The first things you will notice with respect to backward compatibility is the ability to create Collection instances as you have done without genericity (see "Raw Types" later in this article). This means the code from Listing 1 will compile and run. However, the compiler will generate warnings that could not check the type of the instance being added to the Collection. The following shows the compiler warning that was generated when Listing 1 was compiled:

ArticleCode.java:21: warning: unchecked call to add(E) as a member of the raw type java.util.ArrayList
        list.add(new String("test string"));

How it Works: Type Erasure

To make code written for Java 1.5 SDK fully compatible with the Java 1.4 JVM, a process called type erasure is used to map the new syntax to the current JVM specification.

Genericity is implemented in the 1.5 release through Java language changes and a process known as Type Erasure. Type erasure is the process of translating or rewriting code that uses genericity into non-generic code. Listing 6 shows the code from Listing 2 decompiled (using Jad).

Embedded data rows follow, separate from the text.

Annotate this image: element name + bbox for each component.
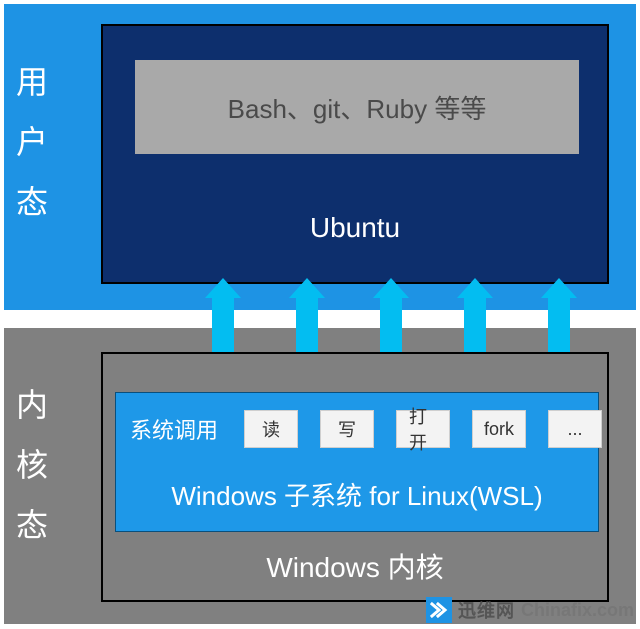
user-mode-label: 用户态 (8, 10, 52, 300)
syscall-chip-fork: fork (472, 410, 526, 448)
syscall-chip-write: 写 (320, 410, 374, 448)
watermark: 迅维网 Chinafix.com (426, 597, 634, 623)
diagram-canvas: 用户态 内核态 Bash、git、Ruby 等等 Ubuntu 系统调用 读 写… (0, 0, 640, 629)
syscall-label: 系统调用 (126, 413, 222, 445)
userland-tools-bar: Bash、git、Ruby 等等 (135, 60, 579, 154)
syscall-chip-more: ... (548, 410, 602, 448)
syscall-chip-read: 读 (244, 410, 298, 448)
wsl-box: 系统调用 读 写 打开 fork ... Windows 子系统 for Lin… (115, 392, 599, 532)
syscall-chip-open: 打开 (396, 410, 450, 448)
wsl-title: Windows 子系统 for Linux(WSL) (116, 476, 598, 513)
watermark-text-en: Chinafix.com (521, 600, 634, 621)
syscall-row: 系统调用 读 写 打开 fork ... (126, 407, 588, 451)
kernel-mode-label: 内核态 (8, 338, 52, 618)
watermark-text-cn: 迅维网 (458, 597, 515, 623)
ubuntu-box: Bash、git、Ruby 等等 Ubuntu (101, 24, 609, 284)
windows-kernel-title: Windows 内核 (103, 546, 607, 586)
watermark-logo-icon (426, 597, 452, 623)
ubuntu-label: Ubuntu (103, 212, 607, 244)
windows-kernel-box: 系统调用 读 写 打开 fork ... Windows 子系统 for Lin… (101, 352, 609, 602)
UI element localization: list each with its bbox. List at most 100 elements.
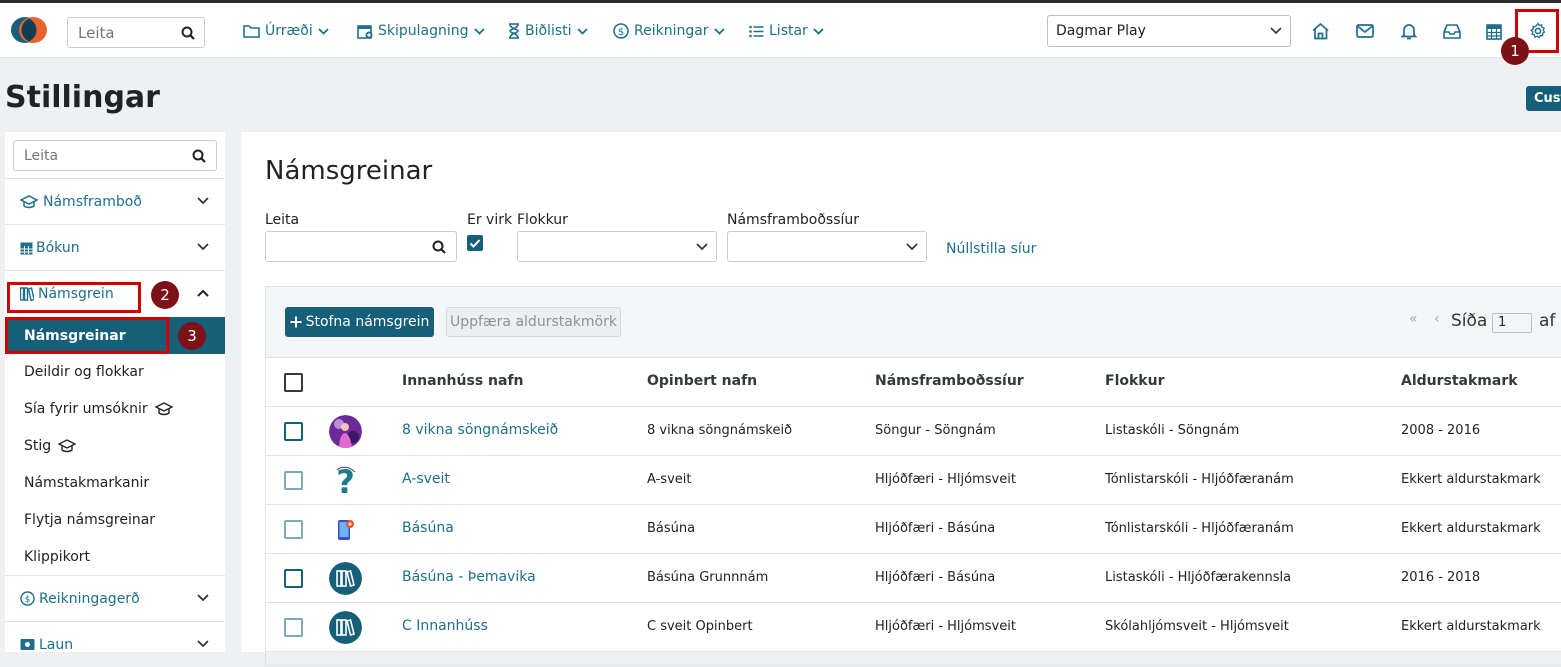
nav-menu-label: Listar [769,23,808,39]
row-age-limit: 2008 - 2016 [1401,423,1481,438]
pager-label: Síða [1451,311,1488,331]
sidebar-subitem-deildir[interactable]: Deildir og flokkar [5,353,225,390]
chevron-down-icon [906,243,918,251]
column-header-category[interactable]: Flokkur [1105,373,1164,389]
column-header-internal[interactable]: Innanhúss nafn [402,373,524,389]
row-checkbox[interactable] [284,471,303,490]
column-header-age[interactable]: Aldurstakmark [1401,373,1518,389]
folder-icon [243,25,260,38]
row-age-limit: 2016 - 2018 [1401,570,1481,585]
table-row[interactable]: C Innanhúss C sveit Opinbert Hljóðfæri -… [266,603,1561,652]
money-icon [20,638,35,651]
row-checkbox[interactable] [284,618,303,637]
inbox-button[interactable] [1439,17,1465,45]
row-checkbox[interactable] [284,569,303,588]
app-logo[interactable] [10,16,48,44]
nav-menu-reikningar[interactable]: $ Reikningar [613,20,725,42]
sidebar-group-label: Námsframboð [43,193,142,210]
nav-menu-urraedi[interactable]: Úrræði [243,20,329,42]
graduation-cap-icon [154,401,173,415]
mail-icon [1356,24,1374,38]
sidebar-subitem-label: Sía fyrir umsóknir [24,400,148,417]
sidebar-group-laun[interactable]: Laun [5,621,225,667]
row-filters: Hljóðfæri - Hljómsveit [875,472,1016,487]
row-category: Tónlistarskóli - Hljóðfæranám [1105,472,1294,487]
calendar-button[interactable] [1481,17,1507,45]
column-header-public[interactable]: Opinbert nafn [647,373,757,389]
nav-search-box[interactable] [67,17,205,48]
button-label: Stofna námsgrein [305,314,430,330]
content-title: Námsgreinar [265,156,433,186]
row-age-limit: Ekkert aldurstakmark [1401,619,1541,634]
row-age-limit: Ekkert aldurstakmark [1401,472,1541,487]
sidebar-search-input[interactable] [22,147,176,165]
row-internal-name-link[interactable]: C Innanhúss [402,618,488,634]
account-select[interactable]: Dagmar Play [1047,15,1291,47]
filter-offer-select[interactable] [727,231,927,262]
reset-filters-link[interactable]: Núllstilla síur [946,241,1036,257]
filter-category-select[interactable] [517,231,717,262]
sidebar-group-reikningagerd[interactable]: $ Reikningagerð [5,575,225,621]
mail-button[interactable] [1352,17,1378,45]
table-row[interactable]: Básúna Básúna Hljóðfæri - Básúna Tónlist… [266,505,1561,554]
row-public-name: 8 vikna söngnámskeið [647,423,793,438]
row-internal-name-link[interactable]: Básúna - Þemavika [402,569,536,585]
filter-search-input[interactable] [265,231,457,262]
pager-first-button[interactable]: « [1409,311,1418,327]
table-row[interactable]: ? A-sveit A-sveit Hljóðfæri - Hljómsveit… [266,456,1561,505]
sidebar-subitem-klippikort[interactable]: Klippikort [5,538,225,575]
update-age-limits-button[interactable]: Uppfæra aldurstakmörk [446,307,621,337]
nav-search-input[interactable] [76,23,180,43]
sidebar-subitem-sia[interactable]: Sía fyrir umsóknir [5,390,225,427]
chevron-down-icon [813,27,824,35]
phone-icon [338,520,354,540]
pager-prev-button[interactable]: ‹ [1434,311,1440,327]
search-icon[interactable] [181,26,195,40]
table-row[interactable]: Básúna - Þemavika Básúna Grunnnám Hljóðf… [266,554,1561,603]
row-filters: Hljóðfæri - Básúna [875,521,996,536]
filter-search-label: Leita [265,212,300,228]
select-all-checkbox[interactable] [284,373,303,392]
row-checkbox[interactable] [284,520,303,539]
home-button[interactable] [1307,17,1333,45]
account-name: Dagmar Play [1056,23,1146,39]
dollar-circle-icon: $ [20,591,35,606]
column-header-filters[interactable]: Námsframboðssíur [875,373,1024,389]
row-internal-name-link[interactable]: A-sveit [402,471,450,487]
pager-total: af 2 [1539,311,1561,331]
nav-menu-skipulagning[interactable]: Skipulagning [357,20,485,42]
calendar-icon [20,241,33,255]
table-header: Innanhúss nafn Opinbert nafn Námsframboð… [266,358,1561,407]
sidebar-subitem-namstakmarkanir[interactable]: Námstakmarkanir [5,464,225,501]
nav-menu-bidlisti[interactable]: Biðlisti [508,20,588,42]
chevron-down-icon [473,27,485,35]
sidebar-subitem-stig[interactable]: Stig [5,427,225,464]
row-checkbox[interactable] [284,422,303,441]
row-internal-name-link[interactable]: Básúna [402,520,454,536]
row-category: Listaskóli - Hljóðfærakennsla [1105,570,1292,585]
row-category: Listaskóli - Söngnám [1105,423,1240,438]
nav-menu-listar[interactable]: Listar [749,20,824,42]
filter-active-checkbox[interactable] [467,235,483,251]
sidebar-group-bokun[interactable]: Bókun [5,224,225,270]
pager-page-input[interactable]: 1 [1492,313,1532,333]
highlight-box-namsgreinar [5,317,169,354]
sidebar-group-namsframbod[interactable]: Námsframboð [5,178,225,224]
sidebar-search-box[interactable] [13,140,217,171]
notifications-button[interactable] [1396,17,1422,45]
row-category: Tónlistarskóli - Hljóðfæranám [1105,521,1294,536]
chevron-down-icon [696,243,708,251]
row-internal-name-link[interactable]: 8 vikna söngnámskeið [402,422,558,438]
search-icon[interactable] [192,149,206,163]
customize-button[interactable]: Cust [1526,86,1561,111]
check-icon [469,239,481,248]
chevron-down-icon [713,27,725,35]
table-toolbar: Stofna námsgrein Uppfæra aldurstakmörk «… [266,287,1561,358]
table-row[interactable]: 8 vikna söngnámskeið 8 vikna söngnámskei… [266,407,1561,456]
sidebar-group-label: Bókun [36,239,80,256]
inbox-icon [1443,23,1461,39]
chevron-down-icon [1270,27,1282,35]
create-course-button[interactable]: Stofna námsgrein [285,307,434,337]
sidebar-subitem-flytja[interactable]: Flytja námsgreinar [5,501,225,538]
step-badge-3: 3 [178,322,206,350]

Listing 6 Decompiled collections example using genericity

1 protected void collectionsExample(){
2  ArrayList arraylist = new ArrayList();
3  arraylist.add(new String("test string"));
4  inspectCollection(arraylist);
5 }
7 protected void inspectCollection(Collection collection){
8  String s;
9  for(Iterator iterator = collection.iterator(); iterator.hasNext();)
10  s = (String)iterator.next();
12 }

Notice that the decompiled code does not have any dependency on the new language features that enable genericity. In fact, the decompiled code looks almost identical to the code that we would have written without genericity (see Listing 1).

Formally speaking, the erasure of a parameterized type is that type with each of its type parameters replaced by the upper bound of possible types. For example, the erasure of String is String, the erasure of <T> is Object, and the erasure of <T extends Number> is Number.

This means that for the most part, code can be written using generics, compiled, and distributed to clients that are running the Java 1.4 SDK. This is possible because the JVM specification has not changed!